In fact, the tour was designed to introduce a group of Canadian
native women to Israel, to exchange ideas about women's empowerment,
the alleviation of poverty, microcredit, and other social issues,
and to improve relations between two groups that haven't always got
on especially well - Jews and Canadian natives.
But politics are politics are politics, and this is the Middle East.
A sponsored journey to Israel by a delegation of Canadian First Nations
chiefs two years ago drew criticism from some groups at home, perhaps
partly because that trip seemed eerily reminiscent of a propaganda
campaign carried out two decades ago by Glenn Babb, formerly South
Africa's ambassador in Ottawa.
In 1987, Babb raised Canadian hackles by setting up an
all-expenses-paid tour of his country for a group of First Nations
leaders during the ebb years of apartheid, a ploy to highlight
shortcomings in Canada's treatment of its indigenous people and make
South Africa's racist policies seem less odious by comparison.
Organized by the Canadian Jewish Congress and financed by Larry
Tanenbaum, chair of Maple Leaf Sports and Entertainment, this year's
Israel trip by First Nations women seems to have had a more benign
cast.
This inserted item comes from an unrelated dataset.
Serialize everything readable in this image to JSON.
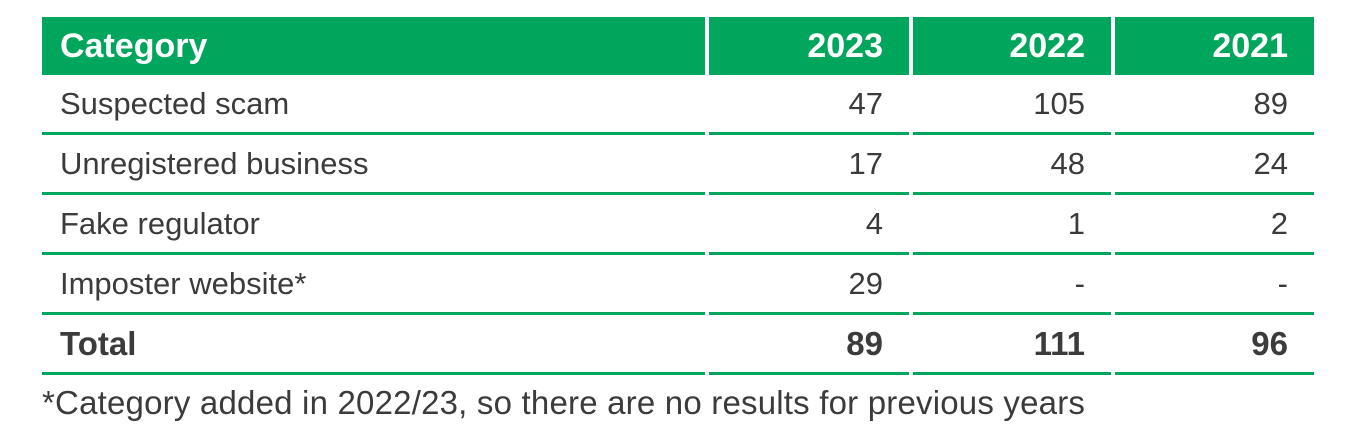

But the project undoubtedly included a propaganda component of
its own.
For one thing, the Canadian women did not visit the Palestinian
territories - an omission that some in Canada may find troubling.
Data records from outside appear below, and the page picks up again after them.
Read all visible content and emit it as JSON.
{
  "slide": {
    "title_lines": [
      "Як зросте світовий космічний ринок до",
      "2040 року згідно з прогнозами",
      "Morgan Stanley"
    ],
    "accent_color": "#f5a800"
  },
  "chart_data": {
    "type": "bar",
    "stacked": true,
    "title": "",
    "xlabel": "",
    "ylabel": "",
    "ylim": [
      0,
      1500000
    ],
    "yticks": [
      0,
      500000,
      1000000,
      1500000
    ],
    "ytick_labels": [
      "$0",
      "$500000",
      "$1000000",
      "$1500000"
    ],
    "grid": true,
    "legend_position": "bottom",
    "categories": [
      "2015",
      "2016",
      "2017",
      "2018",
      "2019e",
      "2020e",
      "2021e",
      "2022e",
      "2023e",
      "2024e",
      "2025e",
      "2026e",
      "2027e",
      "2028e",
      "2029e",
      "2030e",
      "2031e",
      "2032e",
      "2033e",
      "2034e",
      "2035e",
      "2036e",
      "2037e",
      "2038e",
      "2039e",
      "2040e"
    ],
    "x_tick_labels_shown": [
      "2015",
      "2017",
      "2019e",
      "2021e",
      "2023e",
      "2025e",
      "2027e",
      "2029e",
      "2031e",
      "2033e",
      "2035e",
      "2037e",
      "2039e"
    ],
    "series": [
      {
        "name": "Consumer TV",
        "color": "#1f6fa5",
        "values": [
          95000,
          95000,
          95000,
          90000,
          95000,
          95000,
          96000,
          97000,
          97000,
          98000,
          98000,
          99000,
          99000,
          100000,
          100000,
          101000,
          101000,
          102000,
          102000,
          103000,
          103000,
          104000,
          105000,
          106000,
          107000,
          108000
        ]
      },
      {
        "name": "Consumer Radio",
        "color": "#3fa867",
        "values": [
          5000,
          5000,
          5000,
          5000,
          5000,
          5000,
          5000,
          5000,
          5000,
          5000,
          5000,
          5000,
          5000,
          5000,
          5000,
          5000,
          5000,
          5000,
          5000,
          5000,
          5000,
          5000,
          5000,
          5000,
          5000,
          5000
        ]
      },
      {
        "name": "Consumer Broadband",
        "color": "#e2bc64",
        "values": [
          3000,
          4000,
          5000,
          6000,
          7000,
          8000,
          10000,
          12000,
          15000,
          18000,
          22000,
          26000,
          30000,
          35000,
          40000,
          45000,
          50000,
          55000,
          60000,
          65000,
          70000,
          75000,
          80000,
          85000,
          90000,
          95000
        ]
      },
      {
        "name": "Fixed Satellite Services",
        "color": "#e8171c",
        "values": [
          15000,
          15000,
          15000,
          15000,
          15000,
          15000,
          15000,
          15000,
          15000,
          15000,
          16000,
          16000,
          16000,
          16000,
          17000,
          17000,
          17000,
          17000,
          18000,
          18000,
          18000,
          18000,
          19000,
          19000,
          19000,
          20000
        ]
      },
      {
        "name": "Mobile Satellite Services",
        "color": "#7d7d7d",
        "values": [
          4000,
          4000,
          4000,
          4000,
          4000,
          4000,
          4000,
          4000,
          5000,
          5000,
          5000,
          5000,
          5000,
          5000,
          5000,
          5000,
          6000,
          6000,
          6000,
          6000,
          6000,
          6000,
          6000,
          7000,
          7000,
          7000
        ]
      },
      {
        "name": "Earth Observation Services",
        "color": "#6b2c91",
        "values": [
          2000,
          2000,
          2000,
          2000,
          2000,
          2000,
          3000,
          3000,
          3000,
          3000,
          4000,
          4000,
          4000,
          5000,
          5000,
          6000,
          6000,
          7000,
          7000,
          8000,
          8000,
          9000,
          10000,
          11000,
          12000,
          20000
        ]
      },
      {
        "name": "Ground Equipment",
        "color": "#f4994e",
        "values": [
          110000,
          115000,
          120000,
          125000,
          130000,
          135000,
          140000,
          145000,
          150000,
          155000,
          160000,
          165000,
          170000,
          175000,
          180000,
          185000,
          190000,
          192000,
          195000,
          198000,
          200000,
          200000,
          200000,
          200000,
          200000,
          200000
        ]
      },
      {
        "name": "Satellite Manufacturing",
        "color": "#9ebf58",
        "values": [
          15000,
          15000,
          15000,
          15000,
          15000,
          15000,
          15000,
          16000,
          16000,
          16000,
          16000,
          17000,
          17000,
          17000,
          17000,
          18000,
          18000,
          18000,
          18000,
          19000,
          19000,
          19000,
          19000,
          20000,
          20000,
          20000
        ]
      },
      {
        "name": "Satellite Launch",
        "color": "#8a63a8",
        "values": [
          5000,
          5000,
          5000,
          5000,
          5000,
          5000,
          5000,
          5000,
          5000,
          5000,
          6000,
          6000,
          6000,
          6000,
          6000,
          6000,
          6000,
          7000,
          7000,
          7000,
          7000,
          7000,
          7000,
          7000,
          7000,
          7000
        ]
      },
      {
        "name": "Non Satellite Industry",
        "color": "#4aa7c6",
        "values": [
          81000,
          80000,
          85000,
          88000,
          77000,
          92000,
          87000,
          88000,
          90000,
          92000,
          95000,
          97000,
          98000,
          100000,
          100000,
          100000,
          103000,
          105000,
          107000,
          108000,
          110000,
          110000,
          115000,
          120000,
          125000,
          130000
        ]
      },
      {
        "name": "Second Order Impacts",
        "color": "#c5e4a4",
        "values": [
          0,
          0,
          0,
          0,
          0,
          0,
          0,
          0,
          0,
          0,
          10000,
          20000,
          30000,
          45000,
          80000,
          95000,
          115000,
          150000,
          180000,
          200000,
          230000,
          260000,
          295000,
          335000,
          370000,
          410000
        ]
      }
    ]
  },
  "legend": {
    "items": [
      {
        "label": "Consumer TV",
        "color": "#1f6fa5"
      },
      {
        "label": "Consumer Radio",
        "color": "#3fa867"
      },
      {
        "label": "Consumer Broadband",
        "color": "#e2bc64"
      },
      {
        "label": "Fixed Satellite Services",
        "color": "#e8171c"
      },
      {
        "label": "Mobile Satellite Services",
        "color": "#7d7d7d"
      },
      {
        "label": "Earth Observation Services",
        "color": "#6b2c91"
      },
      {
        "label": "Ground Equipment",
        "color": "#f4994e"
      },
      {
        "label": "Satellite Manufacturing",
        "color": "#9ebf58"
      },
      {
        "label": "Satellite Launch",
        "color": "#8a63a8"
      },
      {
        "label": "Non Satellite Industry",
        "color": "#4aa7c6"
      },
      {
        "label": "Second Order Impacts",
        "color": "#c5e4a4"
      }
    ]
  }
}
Bernie Farber, the CJC's chief executive officer, said the First
Nations tour is part of a more general effort by Canadian Jews to
build bridges to other groups in Canada that have suffered a history of
discrimination and attempted genocide, a group that includes Armenian
Canadians, as well as members of Canada's small communities of Roma
people, Rwandan Tutsis, and Darfurians.
Relations between Jews and native Canadians have not traditionally
been close and have at times been downright acrimonious, as when
former aboriginal leader David Ahenakew let loose a now infamous
anti-Semitic outburst several years ago.
Ahenakew's slurs were regarded as particularly shocking because he,
like other First Nations people, must be keenly aware of the suffering
caused by racial or ethnic prejudice - the common ground that Farber
says Canadian Jews are hoping to build on now.
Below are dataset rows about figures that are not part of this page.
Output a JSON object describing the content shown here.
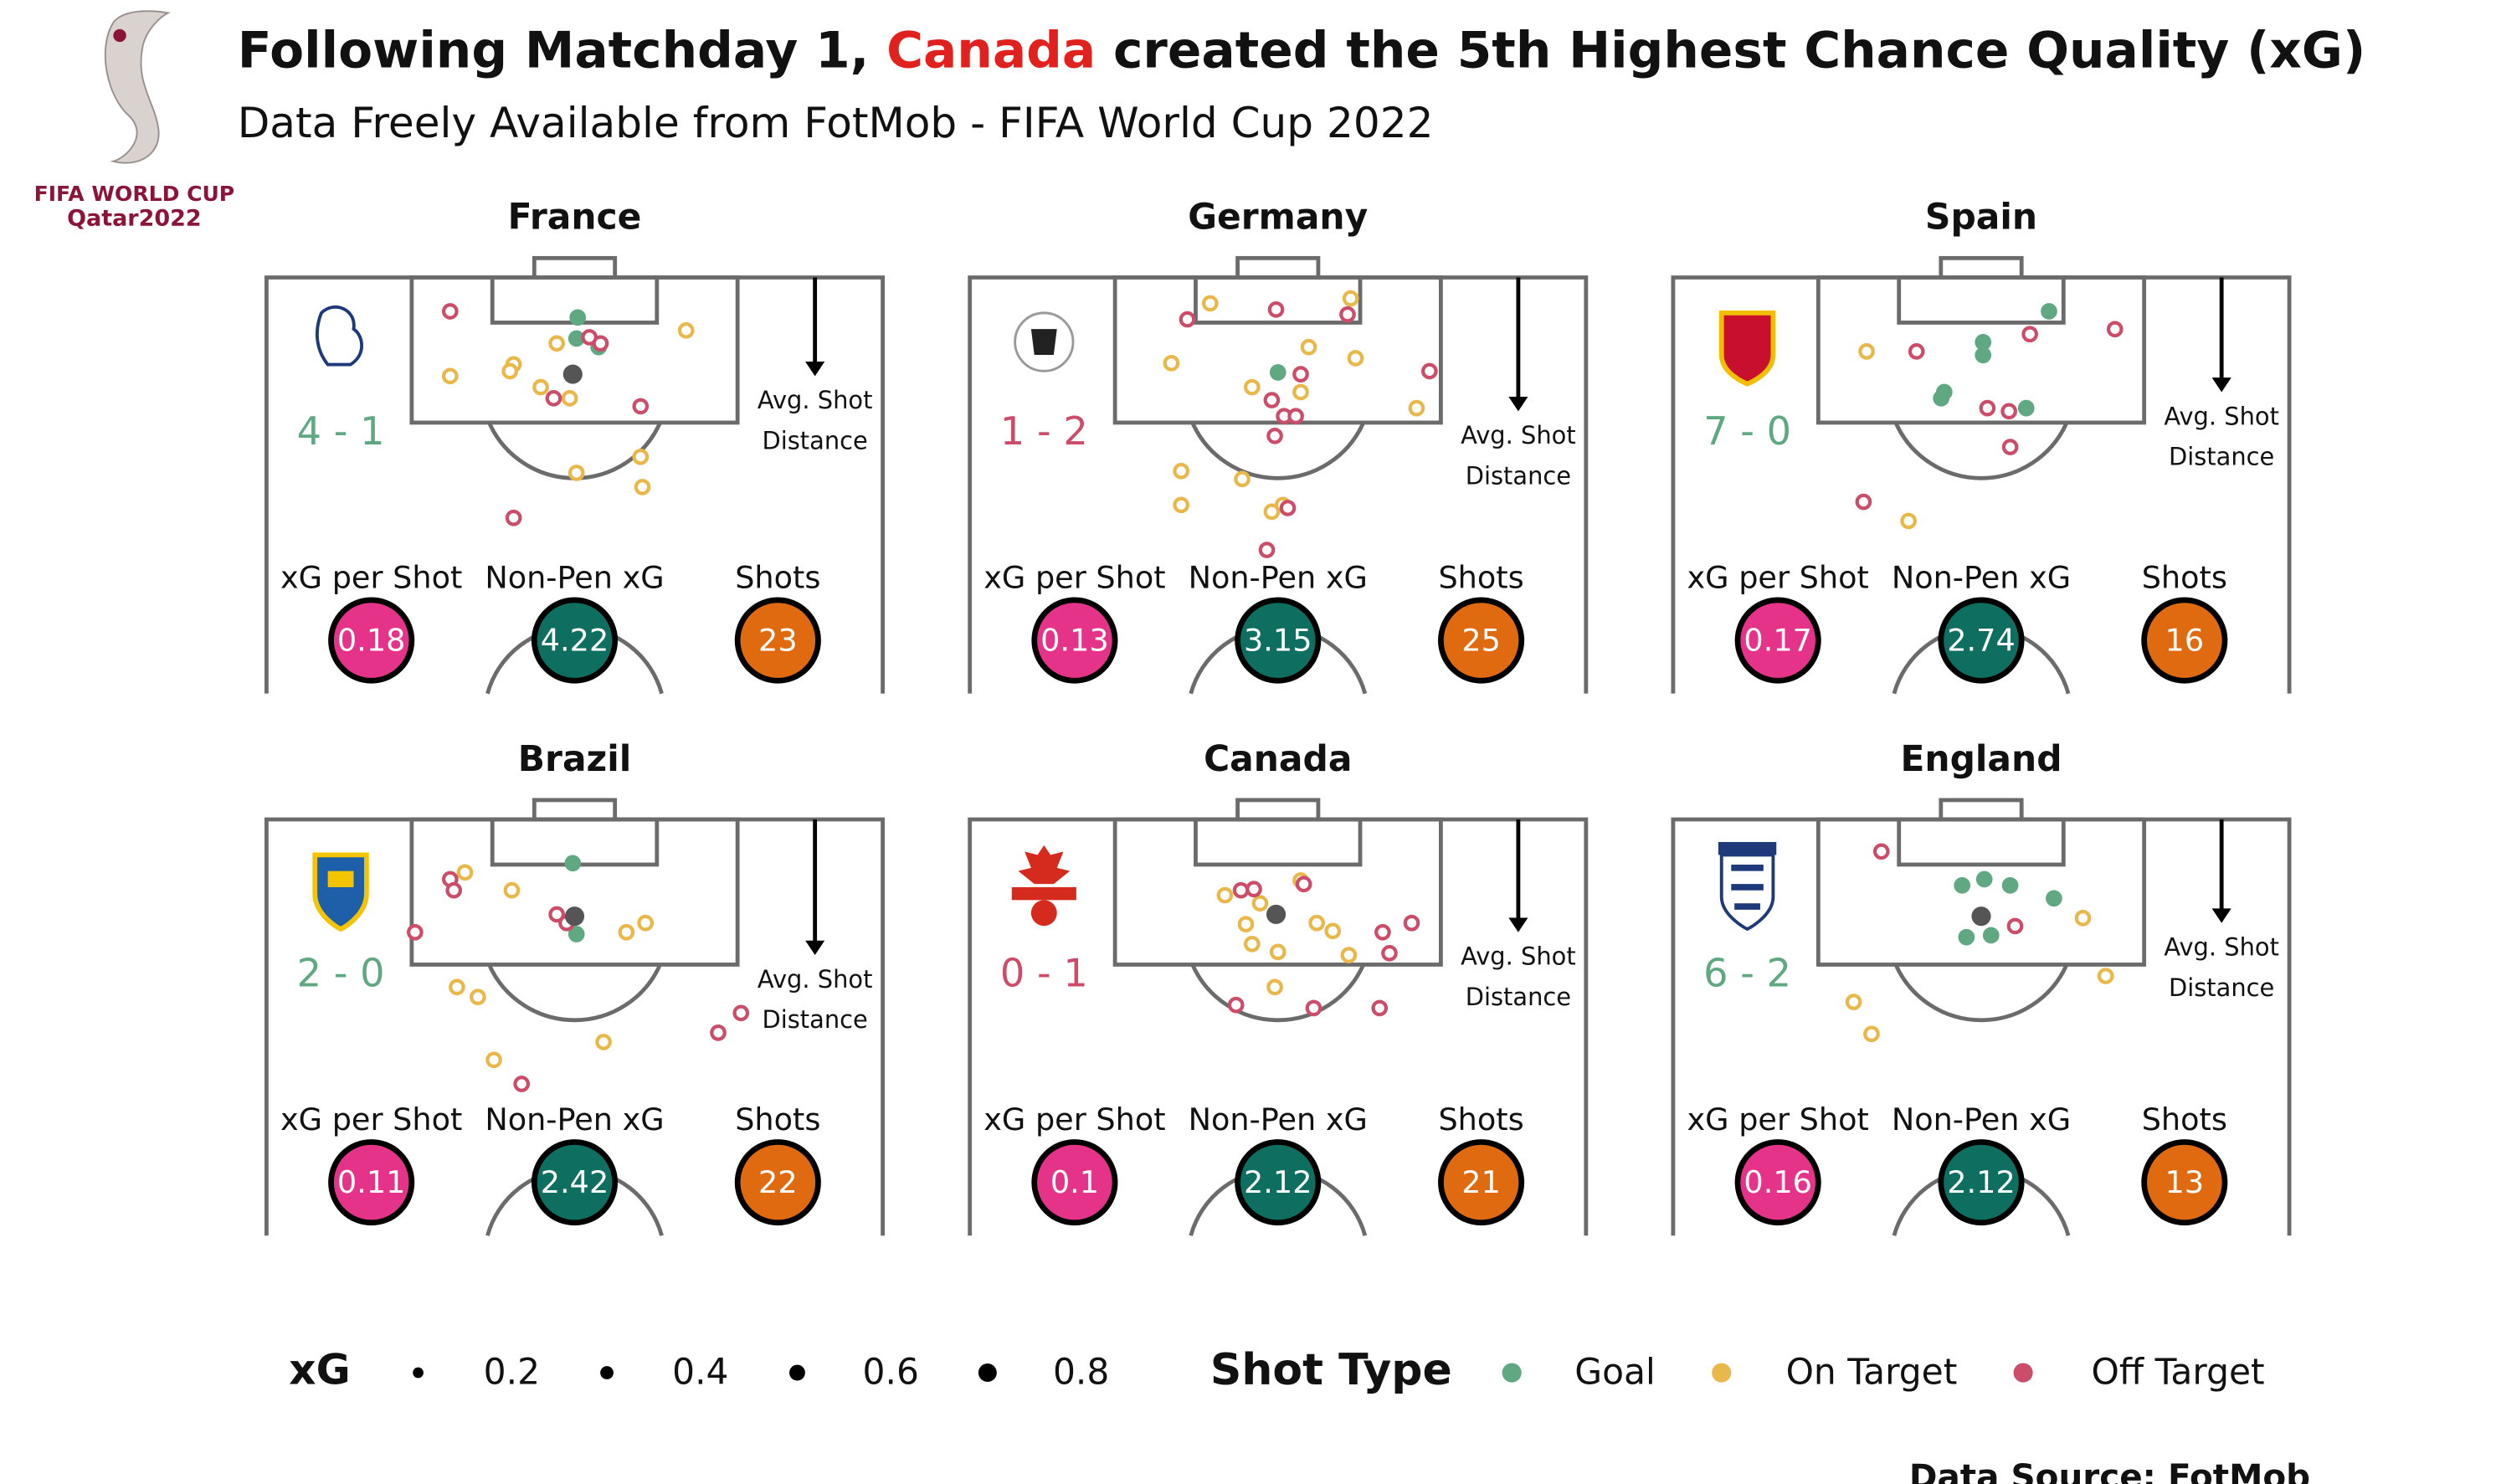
{
  "header": {
    "title_parts": [
      "Following Matchday 1, ",
      "Canada",
      " created the 5th Highest Chance Quality (xG)"
    ],
    "highlight_color": "#e0211d",
    "subtitle": "Data Freely Available from FotMob - FIFA World Cup 2022"
  },
  "logo": {
    "line1": "FIFA WORLD CUP",
    "line2": "Qatar2022"
  },
  "stat_labels": [
    "xG per Shot",
    "Non-Pen xG",
    "Shots"
  ],
  "stat_colors": [
    "#e6338a",
    "#0e6e5f",
    "#e06a10"
  ],
  "avg_label": [
    "Avg. Shot",
    "Distance"
  ],
  "chart_data": [
    {
      "type": "scatter",
      "title": "France",
      "score": "4 - 1",
      "score_color": "#5fa882",
      "xlim": [
        0,
        100
      ],
      "ylim": [
        0,
        67.5
      ],
      "avg_shot_distance": 16,
      "stats": [
        0.18,
        4.22,
        23
      ],
      "series": [
        {
          "name": "Goal",
          "color": "#5fa882",
          "x": [
            50.5,
            50.3,
            53.9
          ],
          "values": [
            6.5,
            9.9,
            11.3
          ]
        },
        {
          "name": "On Target",
          "color": "#e8b84a",
          "x": [
            47.1,
            40.1,
            39.5,
            29.8,
            68.1,
            44.5,
            60.7,
            50.3,
            61,
            49.2
          ],
          "values": [
            10.7,
            14.1,
            15.2,
            16,
            8.6,
            17.8,
            29.1,
            31.7,
            34,
            19.6
          ]
        },
        {
          "name": "Off Target",
          "color": "#cc4d6a",
          "x": [
            29.8,
            52.4,
            54.2,
            46.6,
            60.7,
            40.1
          ],
          "values": [
            5.5,
            9.7,
            10.7,
            19.6,
            20.9,
            39
          ]
        }
      ],
      "marker": {
        "color": "#555555",
        "x": [
          49.7
        ],
        "values": [
          15.7
        ]
      }
    },
    {
      "type": "scatter",
      "title": "Germany",
      "score": "1 - 2",
      "score_color": "#cc4d6a",
      "xlim": [
        0,
        100
      ],
      "ylim": [
        0,
        67.5
      ],
      "avg_shot_distance": 21.7,
      "stats": [
        0.13,
        3.15,
        25
      ],
      "series": [
        {
          "name": "Goal",
          "color": "#5fa882",
          "x": [
            50
          ],
          "values": [
            15.4
          ]
        },
        {
          "name": "On Target",
          "color": "#e8b84a",
          "x": [
            39,
            61.8,
            55,
            62.6,
            45.8,
            53.7,
            32.7,
            72.5,
            44.2,
            34.3,
            34.3,
            50.8,
            49
          ],
          "values": [
            4.2,
            3.4,
            11.3,
            13.1,
            17.8,
            18.6,
            13.9,
            21.2,
            32.7,
            31.4,
            36.9,
            36.9,
            38
          ]
        },
        {
          "name": "Off Target",
          "color": "#cc4d6a",
          "x": [
            49.7,
            35.3,
            61.3,
            53.7,
            74.6,
            49,
            51,
            52.9,
            49.5,
            48.2,
            51.6
          ],
          "values": [
            5.2,
            6.8,
            6,
            15.7,
            15.2,
            19.9,
            22.5,
            22.5,
            25.7,
            44.2,
            37.4
          ]
        }
      ]
    },
    {
      "type": "scatter",
      "title": "Spain",
      "score": "7 - 0",
      "score_color": "#5fa882",
      "xlim": [
        0,
        100
      ],
      "ylim": [
        0,
        67.5
      ],
      "avg_shot_distance": 18.6,
      "stats": [
        0.17,
        2.74,
        16
      ],
      "series": [
        {
          "name": "Goal",
          "color": "#5fa882",
          "x": [
            61,
            50.3,
            50.3,
            44,
            43.5,
            57.3
          ],
          "values": [
            5.5,
            10.5,
            12.6,
            18.6,
            19.6,
            21.2
          ]
        },
        {
          "name": "On Target",
          "color": "#e8b84a",
          "x": [
            31.4,
            38.2
          ],
          "values": [
            12,
            39.5
          ]
        },
        {
          "name": "Off Target",
          "color": "#cc4d6a",
          "x": [
            57.9,
            71.7,
            39.5,
            51,
            54.5,
            54.7,
            30.9
          ],
          "values": [
            9.2,
            8.4,
            12,
            21.2,
            21.7,
            27.5,
            36.4
          ]
        }
      ]
    },
    {
      "type": "scatter",
      "title": "Brazil",
      "score": "2 - 0",
      "score_color": "#5fa882",
      "xlim": [
        0,
        100
      ],
      "ylim": [
        0,
        67.5
      ],
      "avg_shot_distance": 22,
      "stats": [
        0.11,
        2.42,
        22
      ],
      "series": [
        {
          "name": "Goal",
          "color": "#5fa882",
          "x": [
            49.7,
            50.3
          ],
          "values": [
            7.1,
            18.6
          ]
        },
        {
          "name": "On Target",
          "color": "#e8b84a",
          "x": [
            32.2,
            39.8,
            58.4,
            61.5,
            30.9,
            34.3,
            54.7,
            36.9
          ],
          "values": [
            8.6,
            11.5,
            18.3,
            16.8,
            27.2,
            28.8,
            36.1,
            39
          ]
        },
        {
          "name": "Off Target",
          "color": "#cc4d6a",
          "x": [
            29.8,
            30.4,
            47.1,
            48.7,
            24.1,
            77,
            73.3,
            41.4
          ],
          "values": [
            9.7,
            11.5,
            15.4,
            16.8,
            18.3,
            31.4,
            34.6,
            42.9
          ]
        }
      ],
      "marker": {
        "color": "#555555",
        "x": [
          50
        ],
        "values": [
          15.7
        ]
      }
    },
    {
      "type": "scatter",
      "title": "Canada",
      "score": "0 - 1",
      "score_color": "#cc4d6a",
      "xlim": [
        0,
        100
      ],
      "ylim": [
        0,
        67.5
      ],
      "avg_shot_distance": 18.3,
      "stats": [
        0.1,
        2.12,
        21
      ],
      "series": [
        {
          "name": "Goal",
          "color": "#5fa882",
          "x": [],
          "values": []
        },
        {
          "name": "On Target",
          "color": "#e8b84a",
          "x": [
            53.7,
            41.4,
            47.1,
            44.8,
            56.3,
            45.8,
            58.9,
            50,
            49.5,
            61.5
          ],
          "values": [
            9.9,
            12.3,
            13.6,
            17,
            16.8,
            20.2,
            18.1,
            21.5,
            27.2,
            22
          ]
        },
        {
          "name": "Off Target",
          "color": "#cc4d6a",
          "x": [
            44,
            46.1,
            54.2,
            43.2,
            55.8,
            66.5,
            67,
            71.7,
            68.1
          ],
          "values": [
            11.5,
            11.3,
            10.5,
            30.1,
            30.6,
            30.6,
            18.3,
            16.8,
            21.7
          ]
        }
      ],
      "marker": {
        "color": "#555555",
        "x": [
          49.7
        ],
        "values": [
          15.4
        ]
      }
    },
    {
      "type": "scatter",
      "title": "England",
      "score": "6 - 2",
      "score_color": "#5fa882",
      "xlim": [
        0,
        100
      ],
      "ylim": [
        0,
        67.5
      ],
      "avg_shot_distance": 16.8,
      "stats": [
        0.16,
        2.12,
        13
      ],
      "series": [
        {
          "name": "Goal",
          "color": "#5fa882",
          "x": [
            46.9,
            50.5,
            54.7,
            61.8,
            51.6,
            47.6
          ],
          "values": [
            10.7,
            9.7,
            10.7,
            12.8,
            18.8,
            19.1
          ]
        },
        {
          "name": "On Target",
          "color": "#e8b84a",
          "x": [
            66.5,
            29.3,
            32.2,
            70.2
          ],
          "values": [
            16,
            29.6,
            34.8,
            25.4
          ]
        },
        {
          "name": "Off Target",
          "color": "#cc4d6a",
          "x": [
            33.8,
            55.5
          ],
          "values": [
            5.2,
            17.3
          ]
        }
      ],
      "marker": {
        "color": "#555555",
        "x": [
          50
        ],
        "values": [
          15.7
        ]
      }
    }
  ],
  "size_legend": {
    "title": "xG",
    "values": [
      0.2,
      0.4,
      0.6,
      0.8
    ]
  },
  "type_legend_title": "Shot Type",
  "source": "Data Source: FotMob"
}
"We have an understanding of the kind of discrimination the First
Nations people have gone through," said Farber. "We have a lot in
common, although we come from completely different worlds."
The Canadian women on the Israel tour included lawyers, tribal chiefs
and academics.
Some members of the group were drawn to the trip largely out of concern
for Canada's dying native languages. Israelis have reclaimed Hebrew,
an ancient and practically moribund tongue that now serves as the
country's national language. A lot of Canadian natives are keen to
learn from that example.
Others felt a special affinity for Israel's Arab minority, a
disadvantaged group on the margins of political and economic life.
"That was very obvious for us," said Kathleen McHugh, a Siksika
woman from Alberta and chair of the Assembly of First Nations'
women's council. "We recognized that."
The Canadian women had sessions with three Israeli Arab communities
during their trip, all arranged by the Golda Meir International
Training Centre.
Founded in 1961, the centre draws together women and men from all over
the world for educational programs aimed at social and professional
improvement, all offered under the auspices of Israel's international
development agency.
The Canadian women's trip coincided with a separate entrepreneurial
training session that included participants from Latin America,
Africa, and Asia.
Farber says the CJC means to organize more Israel trips for First
Nations people in the future. "One of the root causes of historical
anti-Semitism is that people don't know Jews," he said. "... It's
hard to hate someone you understand."